The diffusion of water and aviation fuel in polysulphide sealants

Gick, M. M. S. (1988) The diffusion of water and aviation fuel in polysulphide sealants. Doctoral thesis, Polytechnic North London.


The diffusion and permeation of aviation fuel (Avtur) and water in commercial and 'model' polysulphide sealants have been studied using simple gravimetric techniques.

For Avtur, the mass uptake behaviour is explicable in terms of normal, Fickian diffusion, and the diffusion coefficient determined has been found to be independent of the experimental method and concentration of the liquid.

Water, however, exhibits anomalous diffusion behaviour. Mass uptake by the polysulphides is high and equilibrium is not reached after several months. There is no correlation between the results of permeation, absorption and desorption experiments except at low water concentration.

These anomalies have been explained in terms of the formation of water droplets within the rubber. This study shows that the amount of water absorbed is dependent upon the amount and nature of the curing agent residues. The results have been analysed in terms of the osmotic and water vapour pressure and two equations have been derived which satisfactorily predict the amount of water absorbed at equilibrium.

It has been shown that the effect of the water droplets on permeation is negligible, and hence the diffusion coefficient found is a measure of the true rate of diffusion. In contrast, the effect of the droplets on mass uptake experiments is large and the apparent overall diffusion rate is greatly reduced. The apparent diffusion coefficient found is dependent upon the water concentration and the concentration of the water-soluble impurities. An equation has been derived showing the relationship between these variables.
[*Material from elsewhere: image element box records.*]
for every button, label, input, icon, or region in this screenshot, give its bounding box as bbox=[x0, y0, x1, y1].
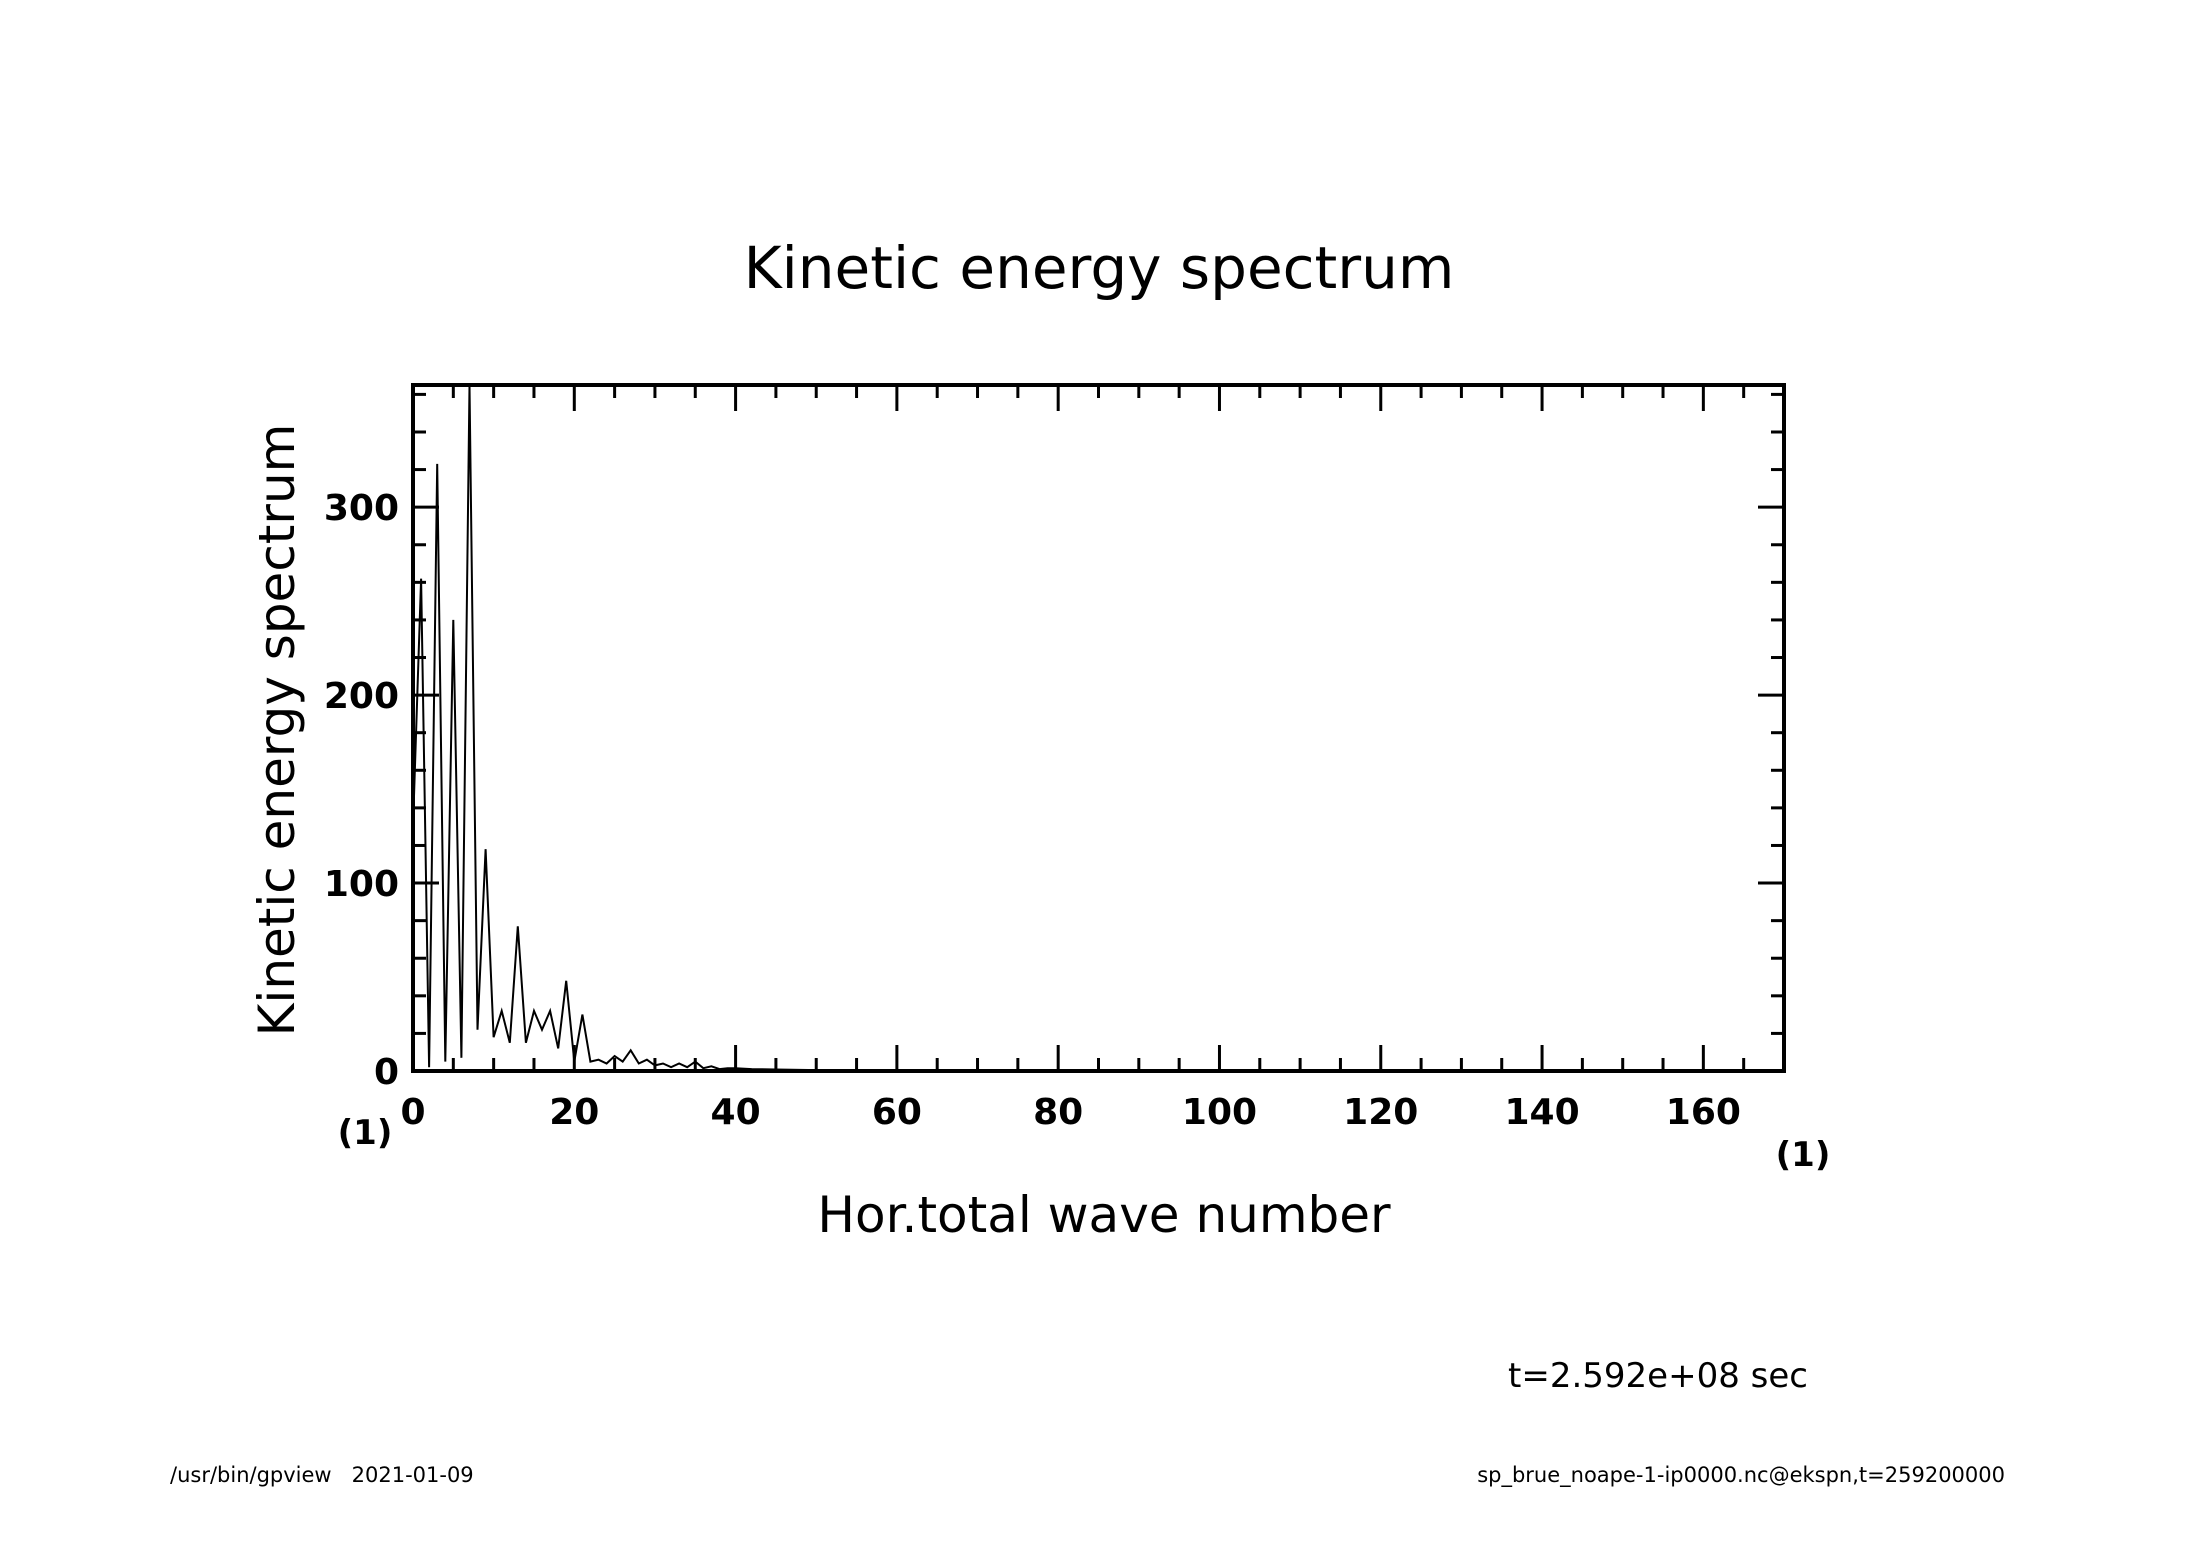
x-tick-label: 0 bbox=[400, 1092, 425, 1133]
y-tick-labels: 0 100 200 300 bbox=[324, 488, 399, 1093]
y-tick-label: 100 bbox=[324, 864, 399, 905]
x-tick-labels: 0 20 40 60 80 100 120 140 160 bbox=[400, 1092, 1740, 1133]
y-tick-label: 300 bbox=[324, 488, 399, 529]
axis-ticks bbox=[411, 385, 1786, 1073]
y-tick-label: 0 bbox=[374, 1052, 399, 1093]
x-tick-label: 120 bbox=[1343, 1092, 1418, 1133]
chart-title: Kinetic energy spectrum bbox=[744, 234, 1455, 302]
footer-right: sp_brue_noape-1-ip0000.nc@ekspn,t=259200… bbox=[1477, 1463, 2005, 1488]
plot-frame bbox=[411, 383, 1786, 1073]
x-axis-label: Hor.total wave number bbox=[817, 1186, 1391, 1244]
x-unit-label-right: (1) bbox=[1776, 1135, 1831, 1175]
x-tick-label: 20 bbox=[549, 1092, 599, 1133]
x-unit-label-left: (1) bbox=[338, 1113, 393, 1153]
series-line-kinetic-energy bbox=[412, 384, 1784, 1072]
x-tick-label: 60 bbox=[872, 1092, 922, 1133]
time-annotation: t=2.592e+08 sec bbox=[1508, 1356, 1808, 1396]
footer-left: /usr/bin/gpview 2021-01-09 bbox=[170, 1463, 474, 1487]
x-tick-label: 140 bbox=[1504, 1092, 1579, 1133]
x-tick-label: 80 bbox=[1033, 1092, 1083, 1133]
y-tick-label: 200 bbox=[324, 676, 399, 717]
x-tick-label: 100 bbox=[1182, 1092, 1257, 1133]
x-tick-label: 160 bbox=[1666, 1092, 1741, 1133]
x-tick-label: 40 bbox=[711, 1092, 761, 1133]
y-axis-label: Kinetic energy spectrum bbox=[248, 424, 306, 1037]
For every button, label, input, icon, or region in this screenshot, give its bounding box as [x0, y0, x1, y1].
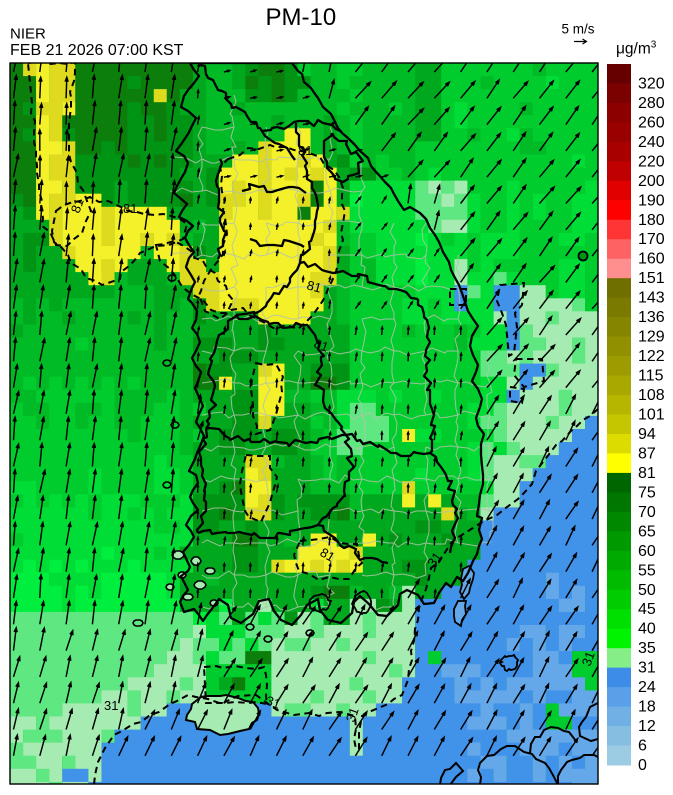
svg-text:60: 60 [638, 543, 656, 560]
svg-text:45: 45 [638, 601, 656, 618]
svg-text:129: 129 [638, 329, 665, 346]
svg-text:81: 81 [305, 277, 323, 295]
svg-text:81: 81 [123, 201, 137, 216]
svg-text:115: 115 [638, 368, 664, 385]
svg-text:12: 12 [638, 718, 656, 735]
svg-text:6: 6 [638, 738, 647, 755]
svg-text:81: 81 [312, 336, 331, 355]
svg-text:31: 31 [104, 698, 118, 713]
svg-text:75: 75 [638, 484, 656, 501]
svg-text:81: 81 [638, 465, 656, 482]
svg-text:87: 87 [638, 445, 656, 462]
svg-text:55: 55 [638, 562, 656, 579]
svg-text:24: 24 [638, 679, 656, 696]
svg-text:180: 180 [638, 212, 665, 229]
svg-text:190: 190 [638, 192, 665, 209]
svg-text:122: 122 [638, 348, 665, 365]
svg-text:31: 31 [343, 705, 362, 724]
svg-text:160: 160 [638, 251, 665, 268]
svg-text:81: 81 [68, 196, 87, 215]
svg-text:FEB 21 2026 07:00 KST: FEB 21 2026 07:00 KST [10, 42, 184, 59]
svg-text:136: 136 [638, 309, 665, 326]
svg-text:81: 81 [318, 545, 338, 565]
svg-text:35: 35 [638, 640, 656, 657]
svg-text:NIER: NIER [10, 26, 46, 43]
svg-text:320: 320 [638, 76, 665, 93]
svg-text:50: 50 [638, 582, 656, 599]
svg-text:200: 200 [638, 173, 665, 190]
svg-text:5 m/s: 5 m/s [562, 22, 595, 37]
svg-text:18: 18 [638, 699, 656, 716]
svg-text:μg/m3: μg/m3 [616, 40, 657, 58]
svg-text:31: 31 [264, 693, 283, 712]
svg-text:220: 220 [638, 153, 665, 170]
svg-text:65: 65 [638, 523, 656, 540]
svg-text:151: 151 [638, 270, 665, 287]
svg-text:240: 240 [638, 134, 665, 151]
svg-text:31: 31 [638, 660, 656, 677]
svg-text:108: 108 [638, 387, 665, 404]
svg-text:143: 143 [638, 290, 665, 307]
svg-text:170: 170 [638, 231, 665, 248]
svg-text:31: 31 [424, 549, 445, 569]
svg-text:260: 260 [638, 114, 665, 131]
svg-text:70: 70 [638, 504, 656, 521]
svg-text:280: 280 [638, 95, 665, 112]
svg-text:94: 94 [638, 426, 656, 443]
svg-text:31: 31 [579, 649, 598, 668]
svg-text:PM-10: PM-10 [266, 4, 337, 31]
svg-text:101: 101 [638, 407, 665, 424]
svg-text:40: 40 [638, 621, 656, 638]
svg-text:0: 0 [638, 757, 647, 774]
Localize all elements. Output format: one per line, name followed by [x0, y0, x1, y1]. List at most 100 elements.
The results of this work show that the elastic strength of the rubber has negligible effect in determining the water uptake at equilibrium and the apparent diffusion coefficient. However, deterioration in adhesive and cohesive strength occurs with water uptake. At high uptake some of this loss is irreversible. The deterioration in properties is mainly due to breakage of weak physical bonds and plasticisation effects.